Six degrees of separation, FROM Normal people TO …

My time is tight right now and my mind distracted, but I did want to continue Six Degrees, which as you know is a meme currently run by Kate, and you can read all the rules on her blog – booksaremyfavouriteandbest.

Her June selection is Sally Rooney’s Normal people, which I have not, once again, read. I am going to keep it brief.

So, here goes:

Normal people

Call me

to take

Two steps forward.

But,

Everywhere I look,

I see

Signs preceding the end of the world.

Maybe tomorrow?

Regardless,

Yours truly,

The still deceived.

(Links on titles are to my posts.)

How nice it would be if our recent experience of cooperation (here in Australia, anyhow) did encourage us to take two steps forward into a new way of being and doing and relating.

And now my usual questions. Have you read Normal people? And, regardless, what would you link to? 

17 thoughts on “Six degrees of separation, FROM Normal people TO …

  1. Hi Sue, Brilliant again. I have read Normal People. I enjoyed the read, but also found it frustrating at times. My six links are: The Group by Mary McCarthy; City of Girls by Elizabeth Gilbert; The Catcher in the Rye by J D Salinger; The Secret History by Donna Tartt; A Little Life by Hanya Yanagihara; Breath by Tim Winton and Monkey Grip by Helen Garner.

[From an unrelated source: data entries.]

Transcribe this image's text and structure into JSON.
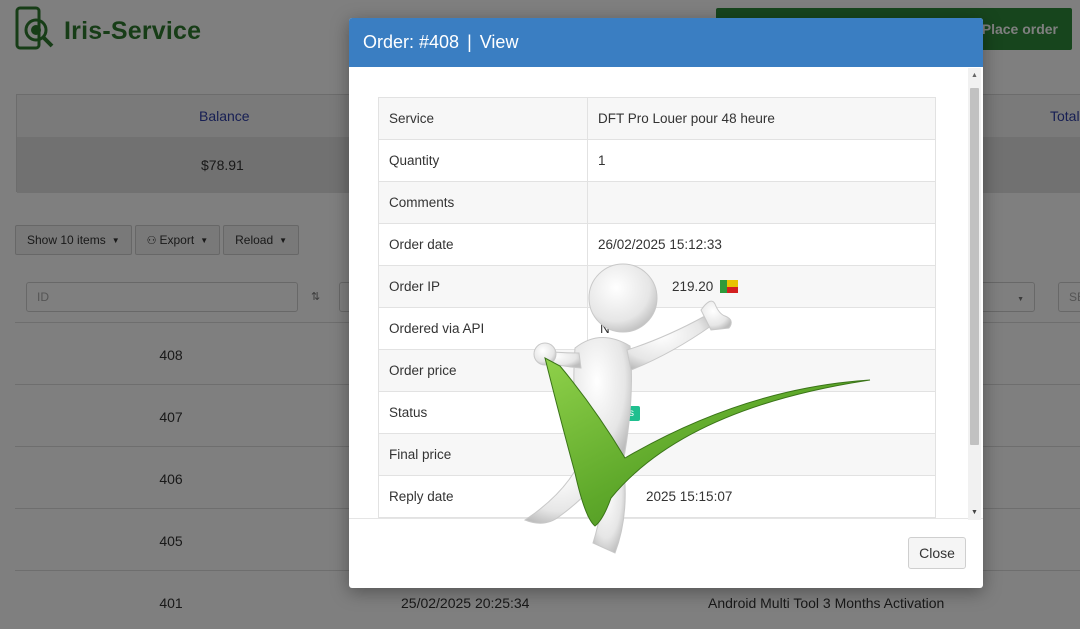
{
  "brand": {
    "name": "Iris-Service"
  },
  "header": {
    "place_order_label": "Place order"
  },
  "stats": {
    "balance_label": "Balance",
    "balance_value": "$78.91",
    "total_label": "Total"
  },
  "toolbar": {
    "show_items_label": "Show 10 items",
    "export_label": "Export",
    "reload_label": "Reload"
  },
  "filters": {
    "id_placeholder": "ID",
    "search_placeholder": "SE"
  },
  "orders": [
    {
      "id": "408",
      "date": "",
      "service": ""
    },
    {
      "id": "407",
      "date": "",
      "service": ""
    },
    {
      "id": "406",
      "date": "",
      "service": ""
    },
    {
      "id": "405",
      "date": "",
      "service": ""
    },
    {
      "id": "401",
      "date": "25/02/2025 20:25:34",
      "service": "Android Multi Tool 3 Months Activation"
    }
  ],
  "modal": {
    "title_order": "Order: #408",
    "title_sep": "|",
    "title_view": "View",
    "close_label": "Close",
    "rows": [
      {
        "key": "Service",
        "value": "DFT Pro Louer pour 48 heure"
      },
      {
        "key": "Quantity",
        "value": "1"
      },
      {
        "key": "Comments",
        "value": ""
      },
      {
        "key": "Order date",
        "value": "26/02/2025 15:12:33"
      },
      {
        "key": "Order IP",
        "value": "219.20"
      },
      {
        "key": "Ordered via API",
        "value": "N"
      },
      {
        "key": "Order price",
        "value": ""
      },
      {
        "key": "Status",
        "value": "ss"
      },
      {
        "key": "Final price",
        "value": ""
      },
      {
        "key": "Reply date",
        "value": "2025 15:15:07"
      }
    ]
  },
  "colors": {
    "modal_header": "#3a7ec2",
    "place_order": "#2e8b3a",
    "status_badge": "#1fbf8f",
    "brand_text": "#2f7a2f"
  }
}
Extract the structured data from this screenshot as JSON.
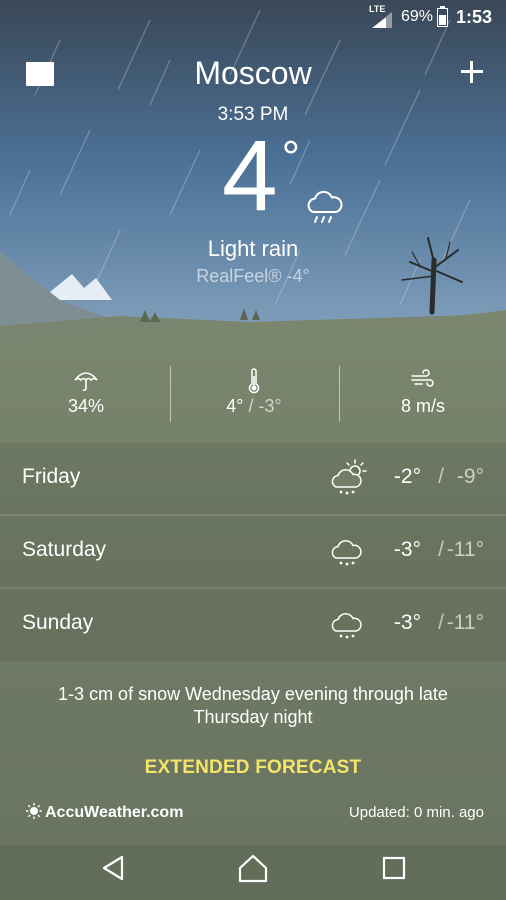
{
  "status_bar": {
    "network": "LTE",
    "battery": "69%",
    "battery_level": 0.69,
    "time": "1:53"
  },
  "header": {
    "city": "Moscow",
    "local_time": "3:53 PM"
  },
  "current": {
    "temperature": "4",
    "degree": "°",
    "condition": "Light rain",
    "realfeel": "RealFeel® -4°",
    "icon": "cloud-rain-icon"
  },
  "stats": {
    "precip": {
      "icon": "umbrella-icon",
      "value": "34%"
    },
    "temp_range": {
      "icon": "thermometer-icon",
      "high": "4°",
      "sep": " / ",
      "low": "-3°"
    },
    "wind": {
      "icon": "wind-icon",
      "value": "8 m/s"
    }
  },
  "forecast": [
    {
      "day": "Friday",
      "icon": "partly-sunny-snow-icon",
      "high": "-2°",
      "low": "-9°"
    },
    {
      "day": "Saturday",
      "icon": "cloud-snow-icon",
      "high": "-3°",
      "low": "-11°"
    },
    {
      "day": "Sunday",
      "icon": "cloud-snow-icon",
      "high": "-3°",
      "low": "-11°"
    }
  ],
  "temp_sep": "/",
  "note": "1-3 cm of snow Wednesday evening through late Thursday night",
  "extended_label": "EXTENDED FORECAST",
  "footer": {
    "brand": "AccuWeather.com",
    "updated": "Updated: 0 min. ago"
  },
  "colors": {
    "accent": "#f2e56a",
    "sky_top": "#3b4b60",
    "sky_mid": "#4d7aa3",
    "ground": "#6f7a64"
  }
}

  2. “Normal” is a curious word. Working with databases as I do, I reflexively put tables in “third normal form” (3NF) or even “Boyce-Codd third normal form” (BCNF). Indeed, I can use the verbs “normalize” and “denormalize” without blushing. But the sense having to do with instruction–America is full of state universities that were once normal colleges–is perhaps more useful. So:

    Degree one: Teacher in America, a book of essays published seventy-five or more years ago by Jacques Barzun, not hard to find, and well worth reading. Degree two: Stoner by John Williams, about a Midwestern American professor, out of print for some years after 1980 or so but over the last dozen years more or less ubiquitous. Degree three: The Hoosier Schoolmaster by Edward Eggleston, a story of teaching on what was then almost the frontier. (For those not in the US, “Hoosier” means an inhabitant of the state of Indiana.) It lacks in literary qualities, but shows the spelling bee in its early days, also a schoolmaster winning the respect of his community by climbing up after a treed racoon.. Degree four: Decline and Fall by Evelyn Waugh, since why should Americans hog the spotlight? Degree five: The Prime of Miss Jean Brodie, since why should men etc.? Degree six: Sparky & Co. by Rudyard Kipling, since as Barzun somewhere remarks, probably in Teacher in America, the story Regulus includes one of the few depictions of classroom teaching in widely read fiction.

    • Loving education and stories about it and teachers, I thoroughly enjoyed your links George (as I always do).

      When you started with “normal is a curious word”, I thought you were heading off down a completely different, and perhaps more philosophical or semantic path, but Mr Gums put me right. As a librarian I worked with databases too – but not at that deeper level. More at the level of “this is what we want to achieve, now, can you build it”!

  3. Very creative and clever!

    I listened to Normal People last week. I quite enjoyed it but I am quite curious about why it was so well received at the time it was published. I guess it was perceived as literature about young adults rather than a young adult book.

    My post will be up tomorrow.

    • I haven’t read it Marg, but I have two suggestions based on what you’ve said here! One is that some books need to be read rather than heard. Maybe if you read it, you might see why? The other is, given its accolades, it probably is as you say and is “about” rather than “for”. I will try to check out your post tomorrow.

  4. What an original way to do your 6 Degrees, Sue! Interestingly, we share a book: I, too, included Signs Preceding the End of the World in my 6 Degrees.